Singapour, no poor

Quelle ville étrange.

Elle m’a fait du bien. La propreté m’a fait du bien. La sécurité m’a fait du bien. Le confort de l’appartement que j’ai gardé pendant deux semaines m’a fait du bien. Me poser m’a fait du bien.

Et puis aussi, elle me m’était mal à l’aise. Trop propre, trop lisse, pas une vague, pas de débordement d’aucune sorte nulle part, hormis celui de l’argent qui transpirait des boutiques, restaurants et hôtels de luxe en plusieurs endroits de la ville. La musique est quasiment absente par exemple. Passons sur l’inexistence de musicien de rue, même aucun magasin ni fenêtre de particulier ne déborde de notes sonores.

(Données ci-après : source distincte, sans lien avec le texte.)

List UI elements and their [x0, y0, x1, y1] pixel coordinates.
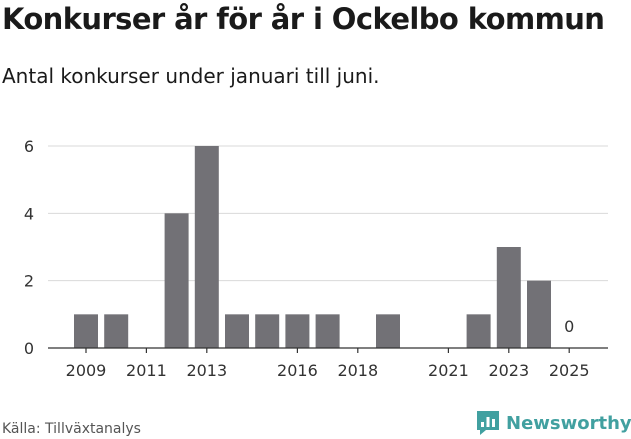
bar-2009: [74, 314, 98, 348]
x-tick-label: 2009: [66, 361, 107, 380]
data-labels: 0: [564, 317, 574, 336]
data-label-2025: 0: [564, 317, 574, 336]
source-note: Källa: Tillväxtanalys: [2, 421, 141, 437]
x-tick-label: 2021: [428, 361, 469, 380]
bar-2023: [496, 247, 521, 348]
chart-subtitle: Antal konkurser under januari till juni.: [2, 64, 380, 88]
bar-2010: [104, 314, 129, 348]
y-tick-label: 6: [24, 137, 34, 156]
newsworthy-icon: [477, 411, 499, 435]
bar-2022: [466, 314, 491, 348]
x-tick-label: 2025: [549, 361, 590, 380]
bar-2014: [225, 314, 249, 348]
bar-2019: [376, 314, 400, 348]
bar-2024: [527, 280, 551, 348]
y-tick-label: 4: [24, 204, 34, 223]
bar-chart: 0 2 4 6 2009 2011 2013 2016 2018 2021 2023 2025 0: [24, 137, 608, 380]
x-tick-label: 2018: [337, 361, 378, 380]
bar-2016: [285, 314, 310, 348]
brand-logo: Newsworthy: [476, 410, 631, 436]
bar-2012: [164, 213, 189, 348]
y-tick-label: 2: [24, 272, 34, 291]
x-tick-label: 2011: [126, 361, 167, 380]
bars: [74, 146, 551, 348]
y-tick-label: 0: [24, 339, 34, 358]
bar-2015: [255, 314, 280, 348]
chart-title: Konkurser år för år i Ockelbo kommun: [2, 2, 605, 36]
brand-name: Newsworthy: [506, 412, 631, 434]
bar-2017: [315, 314, 340, 348]
axes: 0 2 4 6 2009 2011 2013 2016 2018 2021 2023 2025: [24, 137, 608, 380]
bar-2013: [194, 146, 219, 348]
gridlines: [48, 145, 608, 282]
x-tick-label: 2016: [277, 361, 318, 380]
x-tick-label: 2013: [186, 361, 227, 380]
x-tick-label: 2023: [488, 361, 529, 380]
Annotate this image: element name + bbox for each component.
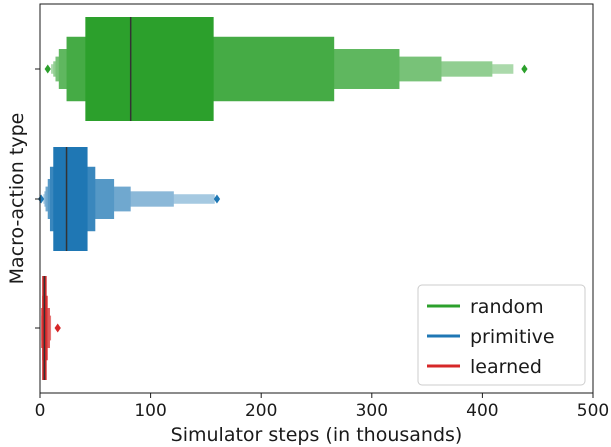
y-axis-title: Macro-action type [6,113,28,285]
x-tick-label: 500 [577,401,609,421]
outlier-point [44,64,51,74]
outlier-point [213,194,221,204]
x-tick-label: 400 [466,401,498,421]
legend-label-random: random [470,296,544,318]
series-random [44,17,528,121]
box-level-1 [85,17,214,121]
legend: random primitive learned [417,284,586,386]
x-tick-label: 100 [134,401,166,421]
legend-box [417,284,586,386]
box-level-1 [53,147,88,251]
x-tick-label: 300 [356,401,388,421]
x-tick-label: 200 [245,401,277,421]
y-ticks [35,68,40,329]
plot-area [37,17,528,380]
legend-label-learned: learned [470,356,542,378]
x-axis-title: Simulator steps (in thousands) [171,424,463,446]
x-ticks: 0 100 200 300 400 500 [35,393,609,421]
x-tick-label: 0 [35,401,46,421]
series-learned [41,276,61,380]
legend-label-primitive: primitive [470,326,555,348]
outlier-point [521,64,528,74]
series-primitive [37,147,221,251]
outlier-point [54,323,61,333]
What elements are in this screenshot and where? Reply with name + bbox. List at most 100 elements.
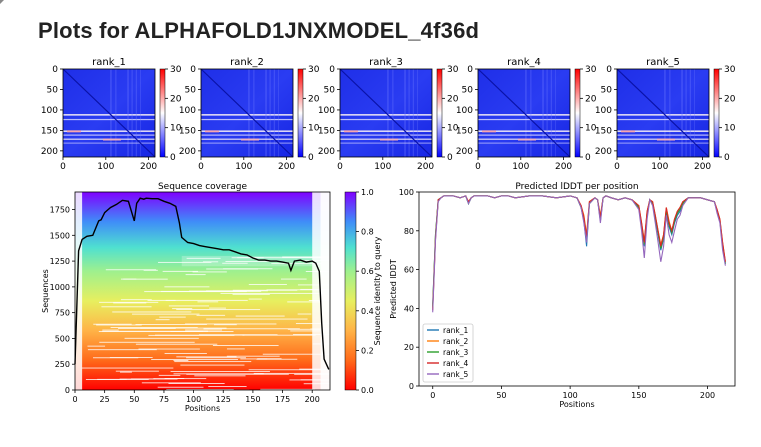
- pae-band-col: [248, 69, 250, 157]
- pae-spot: [482, 130, 496, 133]
- coverage-gap-streak: [123, 278, 168, 280]
- pae-cb-label: 0: [170, 153, 176, 163]
- pae-ytick-label: 150: [456, 126, 473, 136]
- coverage-curve: [74, 197, 330, 370]
- coverage-xtick-label: 100: [186, 395, 201, 404]
- coverage-gap-streak: [256, 358, 298, 360]
- pae-band-row: [201, 142, 293, 144]
- coverage-ytick-label: 500: [55, 334, 70, 343]
- coverage-ytick-label: 0: [65, 386, 70, 395]
- pae-cb-label: 30: [170, 65, 182, 75]
- coverage-ytick-label: 1250: [50, 257, 70, 266]
- pae-colorbar-5: [713, 68, 720, 158]
- pae-xtick-label: 0: [198, 162, 204, 172]
- coverage-gap-streak: [295, 323, 330, 325]
- pae-band-row: [63, 130, 155, 133]
- pae-cb-label: 0: [724, 153, 730, 163]
- coverage-cb-label: 0.4: [361, 307, 374, 316]
- coverage-gap-streak: [266, 289, 327, 291]
- coverage-xtick-label: 200: [305, 395, 320, 404]
- pae-band-row: [617, 142, 709, 144]
- pae-ytick-label: 200: [595, 147, 612, 157]
- corner-glyph-icon: [0, 0, 4, 4]
- coverage-gap-streak: [135, 324, 207, 325]
- coverage-gap-streak: [196, 389, 252, 391]
- coverage-gap-streak: [130, 378, 156, 380]
- coverage-gap-streak: [223, 268, 273, 270]
- pae-title-5: rank_5: [646, 57, 680, 68]
- pae-ytick-label: 100: [318, 106, 335, 116]
- coverage-gap-streak: [173, 360, 189, 361]
- pae-spot: [205, 130, 219, 133]
- pae-band-row: [478, 142, 570, 144]
- coverage-gap-streak: [135, 343, 218, 345]
- coverage-gap-streak: [147, 299, 176, 301]
- coverage-gap-streak: [226, 355, 280, 357]
- pae-ytick-label: 200: [318, 147, 335, 157]
- coverage-gap-streak: [87, 345, 106, 347]
- coverage-gap-streak: [143, 269, 158, 271]
- pae-band-col: [273, 69, 276, 157]
- coverage-gap: [75, 192, 83, 390]
- pae-ytick-label: 100: [456, 106, 473, 116]
- coverage-gap: [181, 255, 330, 267]
- coverage-gap-streak: [173, 373, 264, 375]
- coverage-cb-title: Sequence identity to query: [373, 236, 382, 345]
- coverage-gap-streak: [120, 299, 152, 301]
- pae-colorbar-3: [436, 68, 443, 158]
- pae-band-col: [417, 69, 418, 157]
- plddt-ytick-label: 100: [399, 188, 414, 197]
- coverage-gap-streak: [231, 257, 323, 259]
- pae-band-row: [340, 118, 432, 121]
- pae-ytick-label: 0: [190, 65, 196, 75]
- pae-band-col: [550, 69, 553, 157]
- pae-xtick-label: 0: [475, 162, 481, 172]
- coverage-gap-streak: [157, 386, 204, 388]
- pae-title-1: rank_1: [92, 57, 126, 68]
- plddt-ytick-label: 60: [404, 266, 414, 275]
- coverage-gap-streak: [300, 379, 330, 381]
- coverage-gap-streak: [165, 299, 248, 301]
- coverage-gap-streak: [248, 284, 287, 285]
- coverage-gap-streak: [159, 316, 186, 318]
- coverage-gap-streak: [158, 261, 212, 263]
- coverage-cb-label: 0.8: [361, 228, 374, 237]
- coverage-gap-streak: [109, 357, 153, 359]
- pae-band-col: [412, 69, 415, 157]
- coverage-gap-streak: [260, 388, 316, 390]
- coverage-gap-streak: [105, 269, 157, 271]
- coverage-gap-streak: [257, 358, 282, 360]
- coverage-gap-streak: [297, 313, 312, 315]
- pae-band-row: [201, 130, 293, 133]
- coverage-gap-streak: [294, 373, 330, 375]
- coverage-gap-streak: [164, 352, 207, 354]
- pae-spot: [344, 130, 358, 133]
- pae-band-row: [617, 118, 709, 121]
- coverage-gap-streak: [141, 382, 201, 384]
- coverage-gap-streak: [293, 334, 330, 335]
- coverage-gap-streak: [185, 329, 223, 331]
- pae-cb-label: 20: [447, 94, 459, 104]
- plddt-xtick-label: 150: [631, 391, 646, 400]
- coverage-gap-streak: [248, 369, 327, 371]
- plddt-legend: [422, 323, 474, 383]
- pae-cb-label: 0: [585, 153, 591, 163]
- pae-band-col: [127, 69, 129, 157]
- pae-ytick-label: 50: [601, 85, 613, 95]
- coverage-xtick-label: 0: [72, 395, 77, 404]
- coverage-cb-label: 0.0: [361, 386, 374, 395]
- coverage-cb-label: 0.2: [361, 346, 374, 355]
- plddt-chart: Predicted lDDT per position 0 50 100 150 200 0…: [389, 182, 736, 409]
- pae-band-row: [617, 134, 709, 136]
- page-title: Plots for ALPHAFOLD1JNXMODEL_4f36d: [38, 18, 480, 43]
- pae-ytick-label: 0: [52, 65, 58, 75]
- pae-ytick-label: 200: [456, 147, 473, 157]
- pae-band-col: [694, 69, 695, 157]
- coverage-gap-streak: [170, 371, 270, 372]
- pae-xtick-label: 100: [374, 162, 391, 172]
- coverage-gap-streak: [300, 288, 330, 290]
- coverage-gap-streak: [124, 337, 199, 339]
- coverage-gap-streak: [235, 315, 285, 317]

Et dans un parc j’ai vu un panneau d’interdiction de jouer de la musique ». Juste quelques faibles transistors dans quelques cuisines de rue, et un mini concert en terrasse d’un restaurant sur un quai très chic. Ca change de l’Amérique du Sud, où la musique est partout, même merdique, du matin au soir, voire du soir au matin, à fond.
Les gens sont quasi inexpressifs. Vous me direz, c’est un peu typique asiatique, l’inexpression. Mais là ça faisait carrément éteint. Pas d’amusement, pas de fantaisie, nulle part.